- Leith
- Coordinates: 41°9′28″S 146°15′34″E﻿ / ﻿41.15778°S 146.25944°E
- Country: Australia
- State: Tasmania
- Region: North-west and west
- LGA: Devonport, Central Coast;
- Location: 10 km (6.2 mi) E of Ulverstone;

Government
- • State electorate: Braddon;
- • Federal division: Braddon;

Population
- • Total: 504 (SAL 2021)
- Postcode: 7315
Localities around Leith
| Bass Strait | Bass Strait | Bass Strait |
| Turners Beach | Leith | Lillico |
| Forth | Forth | Forth |

= Leith, Tasmania =

Leith is a semi-rural locality in the local government areas (LGA) of Devonport and Central Coast in the North-west and west LGA region of Tasmania.

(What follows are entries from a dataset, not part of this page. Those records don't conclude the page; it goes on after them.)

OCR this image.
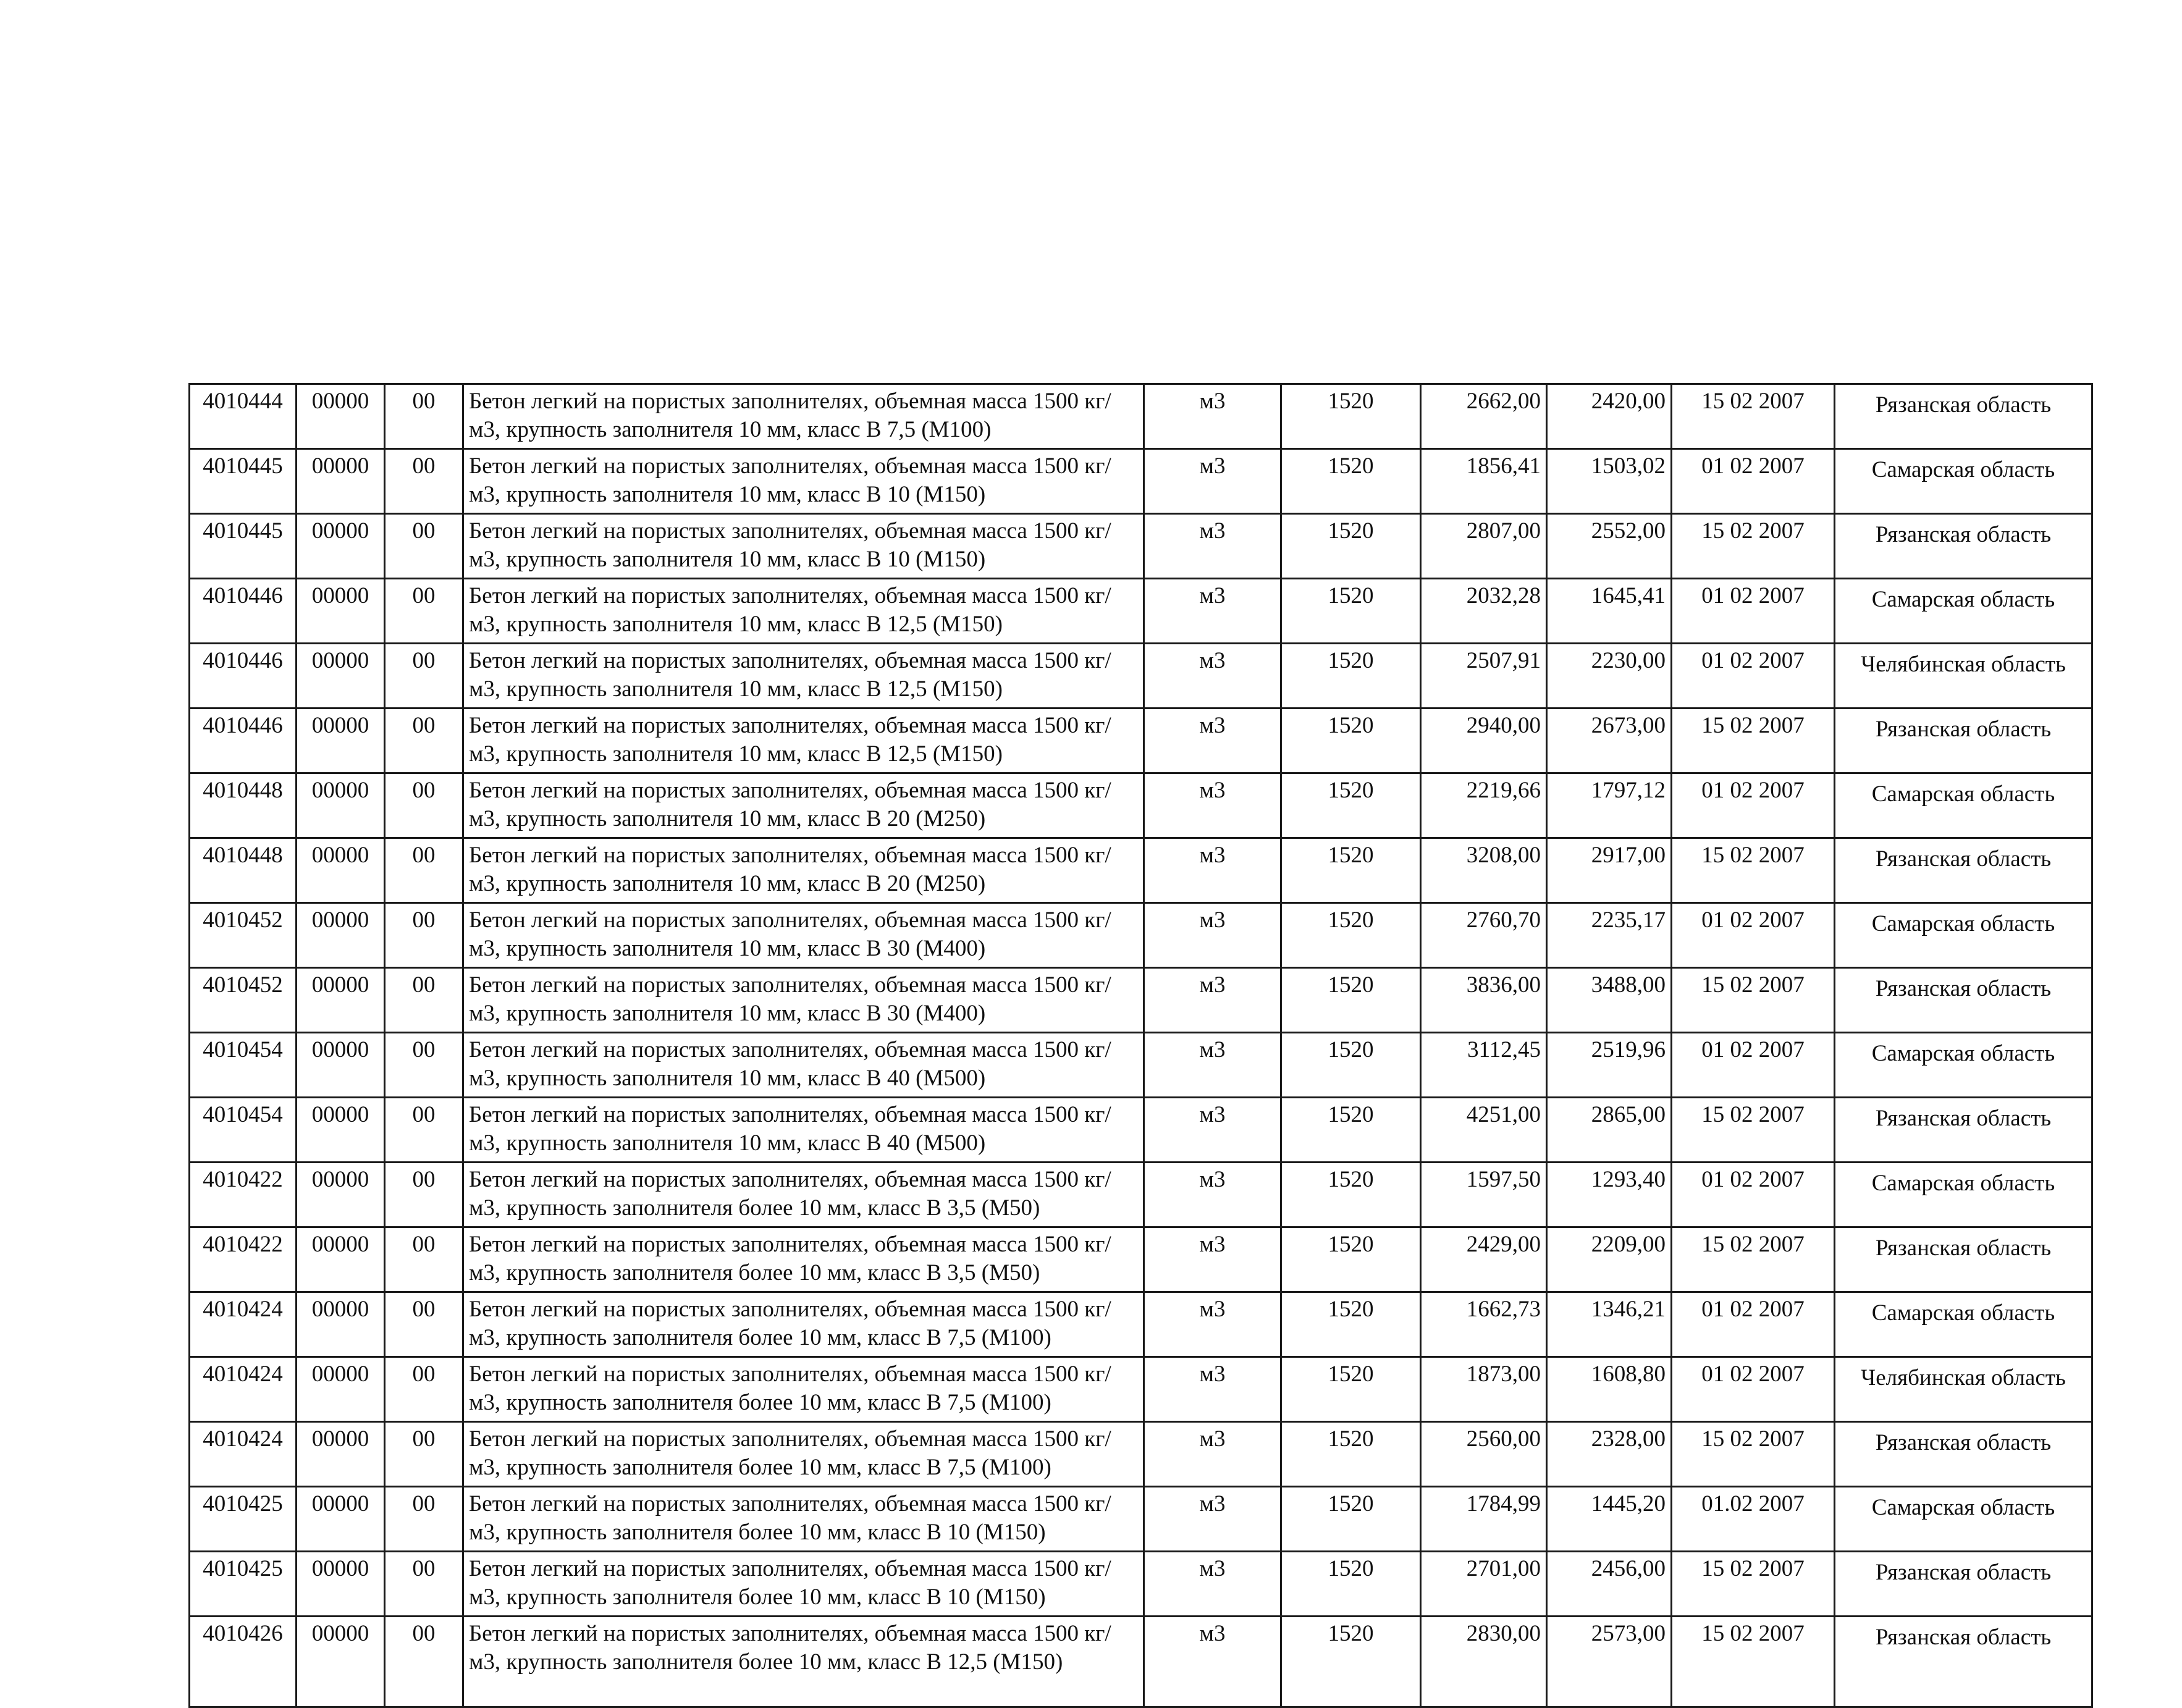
4010444	00000	00	Бетон легкий на пористых заполнителях, объемная масса 1500 кг/м3, крупность заполнителя 10 мм, класс В 7,5 (М100)	м3	1520	2662,00	2420,00	15 02 2007	Рязанская область
4010445	00000	00	Бетон легкий на пористых заполнителях, объемная масса 1500 кг/м3, крупность заполнителя 10 мм, класс В 10 (М150)	м3	1520	1856,41	1503,02	01 02 2007	Самарская область
4010445	00000	00	Бетон легкий на пористых заполнителях, объемная масса 1500 кг/м3, крупность заполнителя 10 мм, класс В 10 (М150)	м3	1520	2807,00	2552,00	15 02 2007	Рязанская область
4010446	00000	00	Бетон легкий на пористых заполнителях, объемная масса 1500 кг/м3, крупность заполнителя 10 мм, класс В 12,5 (М150)	м3	1520	2032,28	1645,41	01 02 2007	Самарская область
4010446	00000	00	Бетон легкий на пористых заполнителях, объемная масса 1500 кг/м3, крупность заполнителя 10 мм, класс В 12,5 (М150)	м3	1520	2507,91	2230,00	01 02 2007	Челябинская область
4010446	00000	00	Бетон легкий на пористых заполнителях, объемная масса 1500 кг/м3, крупность заполнителя 10 мм, класс В 12,5 (М150)	м3	1520	2940,00	2673,00	15 02 2007	Рязанская область
4010448	00000	00	Бетон легкий на пористых заполнителях, объемная масса 1500 кг/м3, крупность заполнителя 10 мм, класс В 20 (М250)	м3	1520	2219,66	1797,12	01 02 2007	Самарская область
4010448	00000	00	Бетон легкий на пористых заполнителях, объемная масса 1500 кг/м3, крупность заполнителя 10 мм, класс В 20 (М250)	м3	1520	3208,00	2917,00	15 02 2007	Рязанская область
4010452	00000	00	Бетон легкий на пористых заполнителях, объемная масса 1500 кг/м3, крупность заполнителя 10 мм, класс В 30 (М400)	м3	1520	2760,70	2235,17	01 02 2007	Самарская область
4010452	00000	00	Бетон легкий на пористых заполнителях, объемная масса 1500 кг/м3, крупность заполнителя 10 мм, класс В 30 (М400)	м3	1520	3836,00	3488,00	15 02 2007	Рязанская область
4010454	00000	00	Бетон легкий на пористых заполнителях, объемная масса 1500 кг/м3, крупность заполнителя 10 мм, класс В 40 (М500)	м3	1520	3112,45	2519,96	01 02 2007	Самарская область
4010454	00000	00	Бетон легкий на пористых заполнителях, объемная масса 1500 кг/м3, крупность заполнителя 10 мм, класс В 40 (М500)	м3	1520	4251,00	2865,00	15 02 2007	Рязанская область
4010422	00000	00	Бетон легкий на пористых заполнителях, объемная масса 1500 кг/м3, крупность заполнителя более 10 мм, класс В 3,5 (М50)	м3	1520	1597,50	1293,40	01 02 2007	Самарская область
4010422	00000	00	Бетон легкий на пористых заполнителях, объемная масса 1500 кг/м3, крупность заполнителя более 10 мм, класс В 3,5 (М50)	м3	1520	2429,00	2209,00	15 02 2007	Рязанская область
4010424	00000	00	Бетон легкий на пористых заполнителях, объемная масса 1500 кг/м3, крупность заполнителя более 10 мм, класс В 7,5 (М100)	м3	1520	1662,73	1346,21	01 02 2007	Самарская область
4010424	00000	00	Бетон легкий на пористых заполнителях, объемная масса 1500 кг/м3, крупность заполнителя более 10 мм, класс В 7,5 (М100)	м3	1520	1873,00	1608,80	01 02 2007	Челябинская область
4010424	00000	00	Бетон легкий на пористых заполнителях, объемная масса 1500 кг/м3, крупность заполнителя более 10 мм, класс В 7,5 (М100)	м3	1520	2560,00	2328,00	15 02 2007	Рязанская область
4010425	00000	00	Бетон легкий на пористых заполнителях, объемная масса 1500 кг/м3, крупность заполнителя более 10 мм, класс В 10 (М150)	м3	1520	1784,99	1445,20	01.02 2007	Самарская область
4010425	00000	00	Бетон легкий на пористых заполнителях, объемная масса 1500 кг/м3, крупность заполнителя более 10 мм, класс В 10 (М150)	м3	1520	2701,00	2456,00	15 02 2007	Рязанская область
4010426	00000	00	Бетон легкий на пористых заполнителях, объемная масса 1500 кг/м3, крупность заполнителя более 10 мм, класс В 12,5 (М150)	м3	1520	2830,00	2573,00	15 02 2007	Рязанская область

The locality is about 10 km east of the town of Ulverstone. The 2021 census recorded a population of 504 for the state suburb of Leith.

==History==
Leith was gazetted as a locality in 1962.

Leith Post Office opened in 1890 and was closed in 1978.

Leith had a railway station in the early part of its history.

Leith is home to the oldest wishing well in Tasmania.

==Geography==
The shore of Bass Strait forms the northern boundary, and the Forth River estuary is to the west.

==Road infrastructure==
The Bass Highway (National Highway 1) passes through from north-east to west. Route C132 (Leith Road) starts at an intersection with Route 1 and runs south along the river until it exits. Route C189 (Braddons Lookout Road) starts at the same intersection with Route 1 and also runs south until it exits.